The El Paso County Commissioners Court on Nov. 3 approved a multi‑part motion directing county staff to take immediate steps to respond to local food insecurity linked to a federal SNAP disruption and the government shutdown.
Background: Commissioner Stout opened the item by describing reduced SNAP benefits and the county’s particular exposure because of the region’s high concentration of federal civilian employees. He said the court should explore emergency actions and partnerships so “no one in El Paso goes hungry.” Community speakers, business leaders and nonprofit directors told the court the situation was already affecting households and local businesses.
What community speakers reported: Melissa Santos, director of finance and marketing for Food City, provided store‑level metrics: at two Food City stores SNAP/EBT accounted for 16% and 31% of sales at the named locations; Food City reported a multi‑year decline in SNAP sales and said it had launched a gift‑card program (Food City contributed $1,000 and raised $8,500 in donations) that had helped 233 households but had received about 1,500 applications before the application portal was paused for capacity. Chris Yackel, from El Paso’s Fighting Hunger Food Bank, said the food bank purchased roughly $100,000 of food last week (expected to last about two weeks) and has “maybe a half‑million left” in immediately deployable purchasing funds; the food bank had assembled about 2,000 emergency boxes for impacted families. Nonprofit operators (No Lost Food, Desert Spoon Food Hub) described volunteer and logistics needs and urged a decentralized network of community access points.
Court action: the court approved a motion (read into the record by the county attorney’s office) that included directed legal review and outreach and short‑term program and procurement steps. The motion, carried on a recorded vote, authorized the county attorney to review all legal actions related to a response to food insecurity; directed county government affairs to send a letter to the federal and state delegations and the governor asking for action (including that the state consider using reserves to address the gap); directed county administration to bring back options and to convene an internal/external stakeholder group; authorized the Community Services Department to implement a temporary electric assistance program (TEAP) effective Nov. 1, 2025 through Sept. 30, 2026 or until funds are exhausted; authorized immediate acceptance of donations pursuant to Texas Local Government Code §81.032; and authorized the county administrator to use a purchasing exemption to preserve or protect public health and safety related to food security.

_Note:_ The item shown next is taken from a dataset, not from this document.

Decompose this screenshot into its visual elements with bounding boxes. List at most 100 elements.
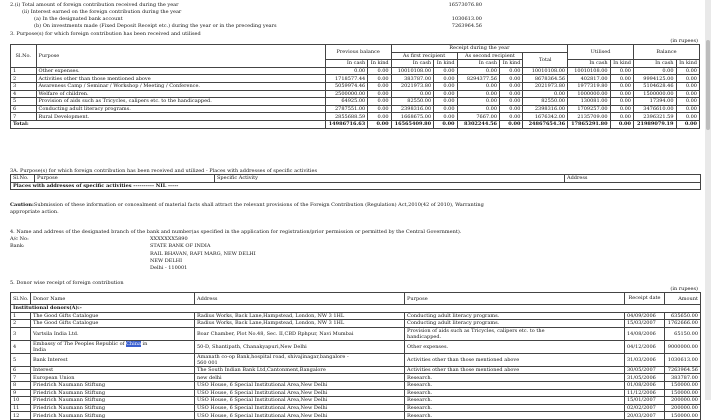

Why commissioners acted: presenters and commissioners framed the measure as an urgent local response to an externally caused interruption of federal food benefits, with local businesses, the food bank and community foundations already deploying limited resources. Court members emphasized the need to support and coordinate existing nonprofit and private sector efforts and to alert the state and federal delegations.
Next steps and resources: the El Paso Community Foundation said it had established a fund and pre‑vetted a list (~6,000 people) and was coordinating gift‑card and direct assistance distribution with partners; Project Bravo and local nonprofits were named as operational partners. County staff will accept donations immediately, convene the stakeholder group and return with additional options and reports to the court. Several private businesses and nonprofits were listed on the record as already providing free meals or care packages (Food City, Weirdo’s Bakery & Cafe, Old Sheepdog Brewery, Mexican Candy Lady, Cafe Piro, Rosie’s, Fight Hunger Food Bank and local school meal programs).